La chanoinesse changea de visage. Forcée à l’estime, mais ne pouvant se résoudre à l’admiration, elle essaya d’insister.

« Que voulez-vous donc faire ? dit-elle en regardant fixement Consuelo ; vous n’avez pas de fortune ?

— Je vous demande pardon, madame, je suis assez riche.
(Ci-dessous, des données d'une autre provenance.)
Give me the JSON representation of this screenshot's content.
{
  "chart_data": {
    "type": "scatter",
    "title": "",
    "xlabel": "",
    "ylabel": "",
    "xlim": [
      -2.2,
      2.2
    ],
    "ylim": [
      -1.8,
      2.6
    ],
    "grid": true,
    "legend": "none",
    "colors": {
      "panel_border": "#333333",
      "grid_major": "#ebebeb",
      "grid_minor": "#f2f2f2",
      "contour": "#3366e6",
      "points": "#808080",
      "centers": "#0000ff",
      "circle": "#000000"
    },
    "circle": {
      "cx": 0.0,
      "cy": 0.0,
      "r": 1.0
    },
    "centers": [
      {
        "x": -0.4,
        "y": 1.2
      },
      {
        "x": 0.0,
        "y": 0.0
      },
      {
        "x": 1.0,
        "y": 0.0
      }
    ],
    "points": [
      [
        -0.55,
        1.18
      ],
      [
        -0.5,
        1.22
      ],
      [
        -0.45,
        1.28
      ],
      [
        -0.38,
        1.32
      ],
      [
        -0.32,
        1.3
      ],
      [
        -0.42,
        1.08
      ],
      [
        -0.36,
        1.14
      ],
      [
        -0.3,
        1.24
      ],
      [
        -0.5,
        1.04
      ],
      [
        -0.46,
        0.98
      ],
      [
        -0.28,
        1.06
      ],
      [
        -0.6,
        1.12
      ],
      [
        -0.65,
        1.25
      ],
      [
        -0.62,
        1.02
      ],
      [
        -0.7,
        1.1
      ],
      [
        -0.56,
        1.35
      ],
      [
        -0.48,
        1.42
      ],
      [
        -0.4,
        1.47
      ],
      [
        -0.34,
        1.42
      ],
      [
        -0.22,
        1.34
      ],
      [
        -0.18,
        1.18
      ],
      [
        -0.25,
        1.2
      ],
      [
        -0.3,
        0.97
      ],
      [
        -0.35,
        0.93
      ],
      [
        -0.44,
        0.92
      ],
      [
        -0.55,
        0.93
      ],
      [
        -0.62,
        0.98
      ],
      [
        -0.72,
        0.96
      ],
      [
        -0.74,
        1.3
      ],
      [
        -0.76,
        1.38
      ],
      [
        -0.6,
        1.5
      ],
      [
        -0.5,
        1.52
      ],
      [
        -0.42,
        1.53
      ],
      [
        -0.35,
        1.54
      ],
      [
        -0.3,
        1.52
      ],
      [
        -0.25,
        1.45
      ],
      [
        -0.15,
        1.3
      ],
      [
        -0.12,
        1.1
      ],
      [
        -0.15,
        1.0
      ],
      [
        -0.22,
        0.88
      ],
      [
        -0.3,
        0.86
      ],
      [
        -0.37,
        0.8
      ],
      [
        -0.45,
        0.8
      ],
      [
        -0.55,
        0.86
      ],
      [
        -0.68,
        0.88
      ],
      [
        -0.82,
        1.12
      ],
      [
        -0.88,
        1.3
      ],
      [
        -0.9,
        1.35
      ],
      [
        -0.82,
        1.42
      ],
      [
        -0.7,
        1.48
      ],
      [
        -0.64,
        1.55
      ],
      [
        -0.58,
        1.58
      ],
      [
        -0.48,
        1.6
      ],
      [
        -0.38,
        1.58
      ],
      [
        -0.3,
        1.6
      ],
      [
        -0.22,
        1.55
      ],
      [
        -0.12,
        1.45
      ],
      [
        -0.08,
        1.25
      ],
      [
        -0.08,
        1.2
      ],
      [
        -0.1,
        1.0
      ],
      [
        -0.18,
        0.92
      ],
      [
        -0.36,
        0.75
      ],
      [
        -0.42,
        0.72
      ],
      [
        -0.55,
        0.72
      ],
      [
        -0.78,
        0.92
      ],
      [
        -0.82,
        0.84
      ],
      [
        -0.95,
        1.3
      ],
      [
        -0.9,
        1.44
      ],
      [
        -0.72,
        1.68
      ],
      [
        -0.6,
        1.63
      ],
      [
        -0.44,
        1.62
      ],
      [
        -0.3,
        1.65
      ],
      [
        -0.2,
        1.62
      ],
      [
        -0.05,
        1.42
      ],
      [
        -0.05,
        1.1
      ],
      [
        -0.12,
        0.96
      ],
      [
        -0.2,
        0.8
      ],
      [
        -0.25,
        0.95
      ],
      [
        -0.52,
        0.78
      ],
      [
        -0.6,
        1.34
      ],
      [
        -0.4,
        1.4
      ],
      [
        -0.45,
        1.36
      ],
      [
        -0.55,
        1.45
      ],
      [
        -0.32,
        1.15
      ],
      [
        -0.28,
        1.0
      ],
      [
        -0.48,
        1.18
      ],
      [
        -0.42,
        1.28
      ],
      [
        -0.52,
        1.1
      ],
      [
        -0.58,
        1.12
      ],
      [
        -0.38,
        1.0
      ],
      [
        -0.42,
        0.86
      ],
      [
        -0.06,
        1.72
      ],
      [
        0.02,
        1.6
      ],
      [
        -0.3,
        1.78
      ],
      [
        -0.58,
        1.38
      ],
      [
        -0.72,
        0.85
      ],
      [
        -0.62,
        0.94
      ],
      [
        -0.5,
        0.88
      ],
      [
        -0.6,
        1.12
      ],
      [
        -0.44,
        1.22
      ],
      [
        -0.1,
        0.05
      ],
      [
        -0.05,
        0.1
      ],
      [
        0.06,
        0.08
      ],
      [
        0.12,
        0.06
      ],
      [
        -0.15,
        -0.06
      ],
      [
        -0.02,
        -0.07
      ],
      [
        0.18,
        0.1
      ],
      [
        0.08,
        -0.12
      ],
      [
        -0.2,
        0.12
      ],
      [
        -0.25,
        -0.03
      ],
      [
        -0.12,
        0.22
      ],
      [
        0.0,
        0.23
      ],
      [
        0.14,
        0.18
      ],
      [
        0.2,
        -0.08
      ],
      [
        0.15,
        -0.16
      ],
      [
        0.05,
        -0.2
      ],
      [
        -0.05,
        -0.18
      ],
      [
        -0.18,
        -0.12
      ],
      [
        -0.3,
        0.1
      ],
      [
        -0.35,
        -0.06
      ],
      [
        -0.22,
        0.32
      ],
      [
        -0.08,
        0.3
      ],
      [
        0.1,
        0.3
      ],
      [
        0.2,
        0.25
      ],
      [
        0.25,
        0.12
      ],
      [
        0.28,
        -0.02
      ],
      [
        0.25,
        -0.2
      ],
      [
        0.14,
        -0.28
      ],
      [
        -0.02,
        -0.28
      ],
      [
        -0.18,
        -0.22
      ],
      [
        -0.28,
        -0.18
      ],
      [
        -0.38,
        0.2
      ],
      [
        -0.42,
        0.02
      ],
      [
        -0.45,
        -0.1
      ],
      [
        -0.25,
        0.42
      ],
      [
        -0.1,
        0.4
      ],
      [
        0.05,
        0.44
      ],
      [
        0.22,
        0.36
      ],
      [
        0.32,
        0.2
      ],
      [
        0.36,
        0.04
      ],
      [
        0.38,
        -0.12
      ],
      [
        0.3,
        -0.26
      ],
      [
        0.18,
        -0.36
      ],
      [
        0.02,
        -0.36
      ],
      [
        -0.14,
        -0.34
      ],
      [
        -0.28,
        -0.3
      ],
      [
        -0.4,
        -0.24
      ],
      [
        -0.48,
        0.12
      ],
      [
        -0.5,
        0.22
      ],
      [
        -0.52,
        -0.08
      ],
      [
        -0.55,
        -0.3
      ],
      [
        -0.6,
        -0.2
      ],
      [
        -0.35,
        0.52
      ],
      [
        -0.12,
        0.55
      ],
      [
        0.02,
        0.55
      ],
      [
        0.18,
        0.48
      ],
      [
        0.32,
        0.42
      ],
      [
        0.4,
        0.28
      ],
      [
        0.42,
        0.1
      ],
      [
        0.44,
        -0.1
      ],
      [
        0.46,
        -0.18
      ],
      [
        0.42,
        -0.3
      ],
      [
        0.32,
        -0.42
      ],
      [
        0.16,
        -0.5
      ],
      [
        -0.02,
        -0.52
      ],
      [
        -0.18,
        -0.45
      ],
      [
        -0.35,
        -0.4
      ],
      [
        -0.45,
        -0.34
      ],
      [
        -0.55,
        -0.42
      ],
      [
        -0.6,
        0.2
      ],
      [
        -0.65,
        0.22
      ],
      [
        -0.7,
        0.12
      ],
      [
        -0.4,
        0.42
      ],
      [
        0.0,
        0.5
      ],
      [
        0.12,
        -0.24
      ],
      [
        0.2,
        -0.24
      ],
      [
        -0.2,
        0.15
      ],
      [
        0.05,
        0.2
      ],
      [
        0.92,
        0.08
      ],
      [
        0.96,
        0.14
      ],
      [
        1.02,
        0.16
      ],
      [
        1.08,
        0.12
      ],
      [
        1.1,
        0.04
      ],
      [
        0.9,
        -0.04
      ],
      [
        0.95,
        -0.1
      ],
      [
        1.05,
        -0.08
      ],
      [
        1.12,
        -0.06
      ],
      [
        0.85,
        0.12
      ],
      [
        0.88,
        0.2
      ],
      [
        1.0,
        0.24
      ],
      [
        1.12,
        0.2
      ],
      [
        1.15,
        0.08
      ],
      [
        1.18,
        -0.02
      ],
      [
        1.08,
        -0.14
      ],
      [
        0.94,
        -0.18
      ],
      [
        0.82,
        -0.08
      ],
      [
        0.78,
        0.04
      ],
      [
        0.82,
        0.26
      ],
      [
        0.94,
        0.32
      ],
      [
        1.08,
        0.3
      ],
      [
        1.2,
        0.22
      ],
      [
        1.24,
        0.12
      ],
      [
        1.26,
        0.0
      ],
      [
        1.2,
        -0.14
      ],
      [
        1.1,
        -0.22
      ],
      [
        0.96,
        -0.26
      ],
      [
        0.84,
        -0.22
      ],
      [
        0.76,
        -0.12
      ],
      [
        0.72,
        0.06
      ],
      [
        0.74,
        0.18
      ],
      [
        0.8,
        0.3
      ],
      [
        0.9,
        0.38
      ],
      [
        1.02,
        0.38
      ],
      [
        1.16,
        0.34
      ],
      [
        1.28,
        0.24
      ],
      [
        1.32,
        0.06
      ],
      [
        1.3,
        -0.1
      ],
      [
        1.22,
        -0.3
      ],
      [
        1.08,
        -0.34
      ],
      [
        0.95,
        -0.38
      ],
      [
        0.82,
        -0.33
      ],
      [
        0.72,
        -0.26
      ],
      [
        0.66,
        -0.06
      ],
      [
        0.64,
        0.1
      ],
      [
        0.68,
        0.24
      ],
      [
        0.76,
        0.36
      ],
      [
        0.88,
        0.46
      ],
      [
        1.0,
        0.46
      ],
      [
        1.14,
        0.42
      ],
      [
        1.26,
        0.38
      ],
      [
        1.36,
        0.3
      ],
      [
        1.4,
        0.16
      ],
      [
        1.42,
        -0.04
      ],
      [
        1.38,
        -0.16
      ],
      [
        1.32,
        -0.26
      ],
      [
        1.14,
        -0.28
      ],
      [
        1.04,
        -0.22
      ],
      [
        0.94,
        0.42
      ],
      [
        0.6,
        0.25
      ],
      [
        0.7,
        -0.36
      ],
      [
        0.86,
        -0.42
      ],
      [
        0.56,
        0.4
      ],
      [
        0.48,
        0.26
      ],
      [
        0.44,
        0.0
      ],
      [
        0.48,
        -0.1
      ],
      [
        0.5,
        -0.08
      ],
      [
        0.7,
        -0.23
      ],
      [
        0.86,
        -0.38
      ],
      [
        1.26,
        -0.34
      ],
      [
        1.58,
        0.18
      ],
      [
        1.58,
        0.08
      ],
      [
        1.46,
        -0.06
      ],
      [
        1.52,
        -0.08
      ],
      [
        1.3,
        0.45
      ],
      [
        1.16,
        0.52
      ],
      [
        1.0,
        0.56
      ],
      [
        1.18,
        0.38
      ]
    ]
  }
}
J’ai des goûts simples et l’amour du travail.

— Ainsi, vous comptez reprendre… ce que vous appelez votre travail ?

— J’y suis forcée, madame, et par des raisons où ma conscience n’a point à balancer, malgré l’abattement où je me sens plongée.

— Et vous ne voulez pas soutenir autrement votre nouveau rang dans le monde ?

— Quel rang, madame ?

— Celui qui convient à la veuve d’Albert.

— Je n’oublierai jamais, madame, que je suis la veuve du noble Albert, et ma conduite sera digne de l’époux que j’ai perdu.

— Et cependant la comtesse de Rudolstadt va remonter sur les tréteaux !

— Il n’y a point d’autre comtesse de Rudolstadt que vous, madame la chanoinesse, et il n’y en aura jamais d’autre après vous, que la baronne Amélie, votre nièce.